Ahmed Zuhair, Elliott Jessie A, King Sinead, Donohoe Claire L, Ravi Narayanasamy, Reynolds John V
Department of Surgery, Trinity Centre for Health Sciences, Trinity College Dublin and St. James's Hospital, Dublin 8, Ireland.
World J Surg. 2017 Feb;41(2):487-497. doi: 10.1007/s00268-016-3746-0.
Benign anastomotic strictures occur frequently after esophagectomy, and impact on postoperative recovery, nutritional status, and quality of life. This large cohort study explored the incidence of stricture after transthoracic (2- and 3-stage) and transhiatal resections with uniform single-layer sutured anastomotic technique, and aimed to identify independent risk factors.
Patients undergoing esophagectomy with gastric conduit reconstruction between February 2001 and October 2014 were studied prospectively. Symptomatic anastomotic stricture was defined as dysphagia requiring endoscopic dilatation, and refractory strictures as those requiring >5 dilatations. Multivariable logistic regression was performed to determine factors independently associated with stricture development.
Five-hundred and twenty-four patients, 77 % with adenocarcinoma, underwent esophagectomy [2-stage, n = 328 (62.6 %); 3-stage, n = 129 (23.3 %); transhiatal, n = 74 (14.1 %)], with an overall inhospital mortality rate of 2.7 %. 58.5 % of patients received neoadjuvant therapy [chemotherapy only, n = 119 (22.7 %); chemoradiation, n = 188 (35.9 %)]. Anastomotic stricture developed in 125 patients (24.5 %), was refractory in 20 (3.9 %) and required a median of 2 dilatations (range 1-18).
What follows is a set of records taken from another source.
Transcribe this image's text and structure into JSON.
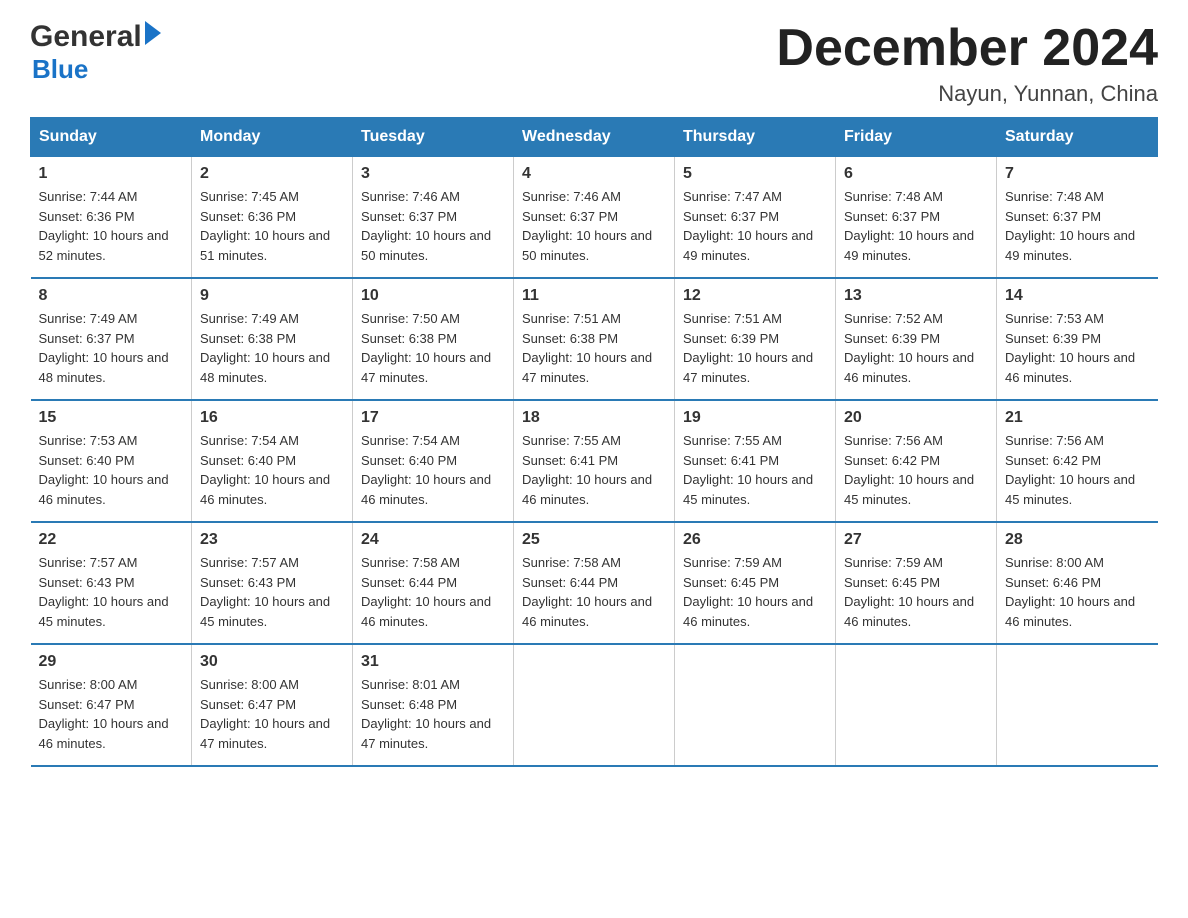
{
  "header": {
    "month_title": "December 2024",
    "location": "Nayun, Yunnan, China",
    "logo_general": "General",
    "logo_blue": "Blue"
  },
  "columns": [
    "Sunday",
    "Monday",
    "Tuesday",
    "Wednesday",
    "Thursday",
    "Friday",
    "Saturday"
  ],
  "weeks": [
    [
      {
        "day": "1",
        "sunrise": "7:44 AM",
        "sunset": "6:36 PM",
        "daylight": "10 hours and 52 minutes."
      },
      {
        "day": "2",
        "sunrise": "7:45 AM",
        "sunset": "6:36 PM",
        "daylight": "10 hours and 51 minutes."
      },
      {
        "day": "3",
        "sunrise": "7:46 AM",
        "sunset": "6:37 PM",
        "daylight": "10 hours and 50 minutes."
      },
      {
        "day": "4",
        "sunrise": "7:46 AM",
        "sunset": "6:37 PM",
        "daylight": "10 hours and 50 minutes."
      },
      {
        "day": "5",
        "sunrise": "7:47 AM",
        "sunset": "6:37 PM",
        "daylight": "10 hours and 49 minutes."
      },
      {
        "day": "6",
        "sunrise": "7:48 AM",
        "sunset": "6:37 PM",
        "daylight": "10 hours and 49 minutes."
      },
      {
        "day": "7",
        "sunrise": "7:48 AM",
        "sunset": "6:37 PM",
        "daylight": "10 hours and 49 minutes."
      }
    ],
    [
      {
        "day": "8",
        "sunrise": "7:49 AM",
        "sunset": "6:37 PM",
        "daylight": "10 hours and 48 minutes."
      },
      {
        "day": "9",
        "sunrise": "7:49 AM",
        "sunset": "6:38 PM",
        "daylight": "10 hours and 48 minutes."
      },
      {
        "day": "10",
        "sunrise": "7:50 AM",
        "sunset": "6:38 PM",
        "daylight": "10 hours and 47 minutes."
      },
      {
        "day": "11",
        "sunrise": "7:51 AM",
        "sunset": "6:38 PM",
        "daylight": "10 hours and 47 minutes."
      },
      {
        "day": "12",
        "sunrise": "7:51 AM",
        "sunset": "6:39 PM",
        "daylight": "10 hours and 47 minutes."
      },
      {
        "day": "13",
        "sunrise": "7:52 AM",
        "sunset": "6:39 PM",
        "daylight": "10 hours and 46 minutes."
      },
      {
        "day": "14",
        "sunrise": "7:53 AM",
        "sunset": "6:39 PM",
        "daylight": "10 hours and 46 minutes."
      }
    ],
    [
      {
        "day": "15",
        "sunrise": "7:53 AM",
        "sunset": "6:40 PM",
        "daylight": "10 hours and 46 minutes."
      },
      {
        "day": "16",
        "sunrise": "7:54 AM",
        "sunset": "6:40 PM",
        "daylight": "10 hours and 46 minutes."
      },
      {
        "day": "17",
        "sunrise": "7:54 AM",
        "sunset": "6:40 PM",
        "daylight": "10 hours and 46 minutes."
      },
      {
        "day": "18",
        "sunrise": "7:55 AM",
        "sunset": "6:41 PM",
        "daylight": "10 hours and 46 minutes."
      },
      {
        "day": "19",
        "sunrise": "7:55 AM",
        "sunset": "6:41 PM",
        "daylight": "10 hours and 45 minutes."
      },
      {
        "day": "20",
        "sunrise": "7:56 AM",
        "sunset": "6:42 PM",
        "daylight": "10 hours and 45 minutes."
      },
      {
        "day": "21",
        "sunrise": "7:56 AM",
        "sunset": "6:42 PM",
        "daylight": "10 hours and 45 minutes."
      }
    ],
    [
      {
        "day": "22",
        "sunrise": "7:57 AM",
        "sunset": "6:43 PM",
        "daylight": "10 hours and 45 minutes."
      },
      {
        "day": "23",
        "sunrise": "7:57 AM",
        "sunset": "6:43 PM",
        "daylight": "10 hours and 45 minutes."
      },
      {
        "day": "24",
        "sunrise": "7:58 AM",
        "sunset": "6:44 PM",
        "daylight": "10 hours and 46 minutes."
      },
      {
        "day": "25",
        "sunrise": "7:58 AM",
        "sunset": "6:44 PM",
        "daylight": "10 hours and 46 minutes."
      },
      {
        "day": "26",
        "sunrise": "7:59 AM",
        "sunset": "6:45 PM",
        "daylight": "10 hours and 46 minutes."
      },
      {
        "day": "27",
        "sunrise": "7:59 AM",
        "sunset": "6:45 PM",
        "daylight": "10 hours and 46 minutes."
      },
      {
        "day": "28",
        "sunrise": "8:00 AM",
        "sunset": "6:46 PM",
        "daylight": "10 hours and 46 minutes."
      }
    ],
    [
      {
        "day": "29",
        "sunrise": "8:00 AM",
        "sunset": "6:47 PM",
        "daylight": "10 hours and 46 minutes."
      },
      {
        "day": "30",
        "sunrise": "8:00 AM",
        "sunset": "6:47 PM",
        "daylight": "10 hours and 47 minutes."
      },
      {
        "day": "31",
        "sunrise": "8:01 AM",
        "sunset": "6:48 PM",
        "daylight": "10 hours and 47 minutes."
      },
      {
        "day": "",
        "sunrise": "",
        "sunset": "",
        "daylight": ""
      },
      {
        "day": "",
        "sunrise": "",
        "sunset": "",
        "daylight": ""
      },
      {
        "day": "",
        "sunrise": "",
        "sunset": "",
        "daylight": ""
      },
      {
        "day": "",
        "sunrise": "",
        "sunset": "",
        "daylight": ""
      }
    ]
  ]
}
On multivariable analysis, ASA grade (P < 0.05), cervical anastomosis (P < 0.001), and a significant postoperative cardiac event (P < 0.05) were independently associated with stricture risk. Refractory strictures were independently associated with anastomotic leak (P = 0.01) and transhiatal resections (P < 0.001).
Benign anastomotic strictures are common, particularly with cervical reconstruction, and after transhiatal resection. Refractory strictures are rare. Where fitness and oncologic equivalence apply, a thoracic anastomosis provides significant advantages compared with a cervical anastomosis in terms of anastomotic stricture risk.
良性吻合口狭窄在食管切除术后频繁发生,影响术后恢复、营养状况和生活质量。这项大型队列研究探讨了采用统一单层缝合吻合技术的经胸(两阶段和三阶段)和经裂孔切除术术后狭窄的发生率,并旨在确定独立危险因素。
对2001年2月至2014年10月期间接受食管切除并胃代食管重建术的患者进行前瞻性研究。有症状的吻合口狭窄定义为需要内镜扩张的吞咽困难,难治性狭窄定义为需要超过5次扩张的狭窄。进行多变量逻辑回归以确定与狭窄发生独立相关的因素。
524例患者接受了食管切除术,其中77%为腺癌[两阶段,n = 328例(62.6%);三阶段,n = 129例(23.3%);经裂孔,n = 74例(14.1%)],总体住院死亡率为2.7%。58.5%的患者接受了新辅助治疗[仅化疗,n = 119例(22.7%);放化疗,n = 188例(35.9%)]。125例患者(24.5%)发生了吻合口狭窄,20例(3.9%)为难治性狭窄,扩张次数中位数为2次(范围1 - 18次)。多变量分析显示,美国麻醉医师协会(ASA)分级(P < 0.05)、颈部吻合(P < 0.001)和术后严重心脏事件(P < 0.05)与狭窄风险独立相关。难治性狭窄与吻合口漏(P = 0.01)和经裂孔切除术(P < 0.001)独立相关。
良性吻合口狭窄很常见,尤其是在颈部重建和经裂孔切除术后。难治性狭窄很少见。在身体状况和肿瘤学等效的情况下,与颈部吻合相比,胸部吻合在吻合口狭窄风险方面具有显著优势。